Week 1-2: Reduction in acute GI symptoms — bloating, post-meal discomfort, and abdominal distension often improve first. These reflect reduced mucosal inflammation rather than completed structural repair.

Week 3-4: Progressive improvement in food tolerance. Foods that previously triggered reactions (bloating, fatigue, loose stool) may become better tolerated as barrier function improves and fewer undigested antigens access the lamina propria. Stool consistency typically stabilizes.

Week 5-8: Measurable changes in intestinal permeability markers. If baseline zonulin was elevated, a downward trend should be evident. Lactulose-mannitol ratio (if tested) should improve.
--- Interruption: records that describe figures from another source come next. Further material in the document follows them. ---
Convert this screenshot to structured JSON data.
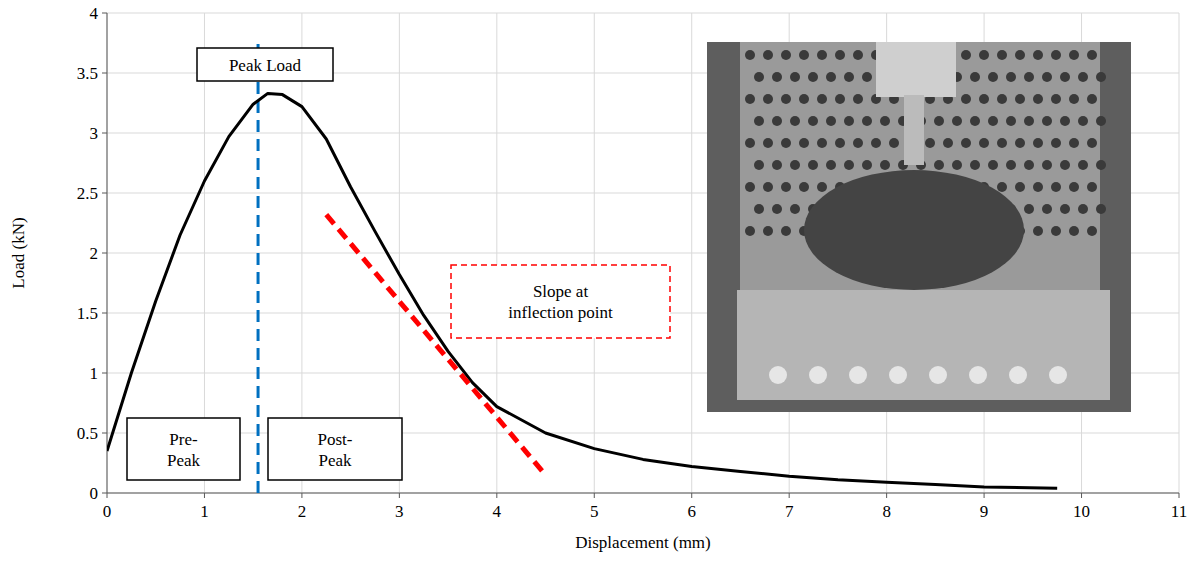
{
  "chart_data": {
    "type": "line",
    "xlabel": "Displacement (mm)",
    "ylabel": "Load (kN)",
    "x": [
      0,
      0.25,
      0.5,
      0.75,
      1,
      1.25,
      1.5,
      1.65,
      1.8,
      2,
      2.25,
      2.5,
      2.75,
      3,
      3.25,
      3.5,
      3.75,
      4,
      4.5,
      5,
      5.5,
      6,
      6.5,
      7,
      7.5,
      8,
      8.5,
      9,
      9.75
    ],
    "series": [
      {
        "color": "#000000",
        "line_style": "solid",
        "values": [
          0.35,
          1.0,
          1.6,
          2.15,
          2.6,
          2.97,
          3.24,
          3.33,
          3.32,
          3.22,
          2.95,
          2.55,
          2.18,
          1.82,
          1.48,
          1.18,
          0.92,
          0.72,
          0.5,
          0.37,
          0.28,
          0.22,
          0.18,
          0.14,
          0.11,
          0.09,
          0.07,
          0.05,
          0.04
        ]
      }
    ],
    "xlim": [
      0,
      11
    ],
    "xticks": [
      0,
      1,
      2,
      3,
      4,
      5,
      6,
      7,
      8,
      9,
      10,
      11
    ],
    "ylim": [
      0,
      4
    ],
    "yticks": [
      0,
      0.5,
      1,
      1.5,
      2,
      2.5,
      3,
      3.5,
      4
    ],
    "grid": true,
    "peak_line": {
      "x": 1.55,
      "color": "#0070c0",
      "line_style": "dashed"
    },
    "slope_line": {
      "x": [
        2.25,
        4.5
      ],
      "values": [
        2.32,
        0.15
      ],
      "color": "#ff0000",
      "line_style": "dashed"
    },
    "annotations": {
      "peak": "Peak Load",
      "pre_peak": [
        "Pre-",
        "Peak"
      ],
      "post_peak": [
        "Post-",
        "Peak"
      ],
      "slope": [
        "Slope at",
        "inflection point"
      ]
    }
  }
}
Systemic inflammation markers (hs-CRP) may decrease as reduced endotoxin translocation lowers the chronic inflammatory burden. Subjective quality of life improvements — broader dietary tolerance, reduced brain fog, improved energy — typically consolidate during this phase.

Monitoring

  • Serum zonulin at baseline and week 8 (intestinal permeability marker)
  • Lactulose-mannitol ratio at baseline and week 8 (functional permeability test, if available)
  • hs-CRP at baseline and week 8 (systemic inflammation)
  • Food sensitivity symptom diary — daily log of reactions to previously problematic foods
  • Bristol stool scale — daily tracking
  • Subjective energy and cognitive clarity — weekly self-rating (1-10 scale)

When to stop or reassess

  • No GI symptom improvement by week 4: Reassess whether the primary issue is barrier dysfunction vs. dysbiosis (SIBO, fungal overgrowth), motility disorder, or food allergy (IgE-mediated, which barrier repair will not address). Consider comprehensive stool analysis or SIBO breath testing.
  • Worsening symptoms: Rare with BPC-157, but if symptoms worsen, consider that improved barrier function may alter the gut microbiome environment. Reassess and consider microbiome-directed interventions.
  • Concurrent NSAID use: If the patient continues NSAID use during the protocol, BPC-157 may provide protective effects but cannot fully counteract ongoing NSAID-induced damage. Address the source of injury.

Evidence reality check

BPC-157 has the most extensive preclinical gastrointestinal evidence of any peptide in the research space. Dozens of animal studies demonstrate gastric ulcer healing, intestinal lesion repair, protection against NSAID toxicity, improved anastomosis healing, and reduced inflammatory markers in colitis models. The gastric acid stability is confirmed — unusual and advantageous for oral peptide delivery. However, no controlled human clinical trial has validated these findings for intestinal permeability or "leaky gut." The biological rationale is strong and the preclinical evidence is reproducible across multiple research groups, but the leap from rodent GI physiology to human intestinal barrier disease awaits clinical confirmation.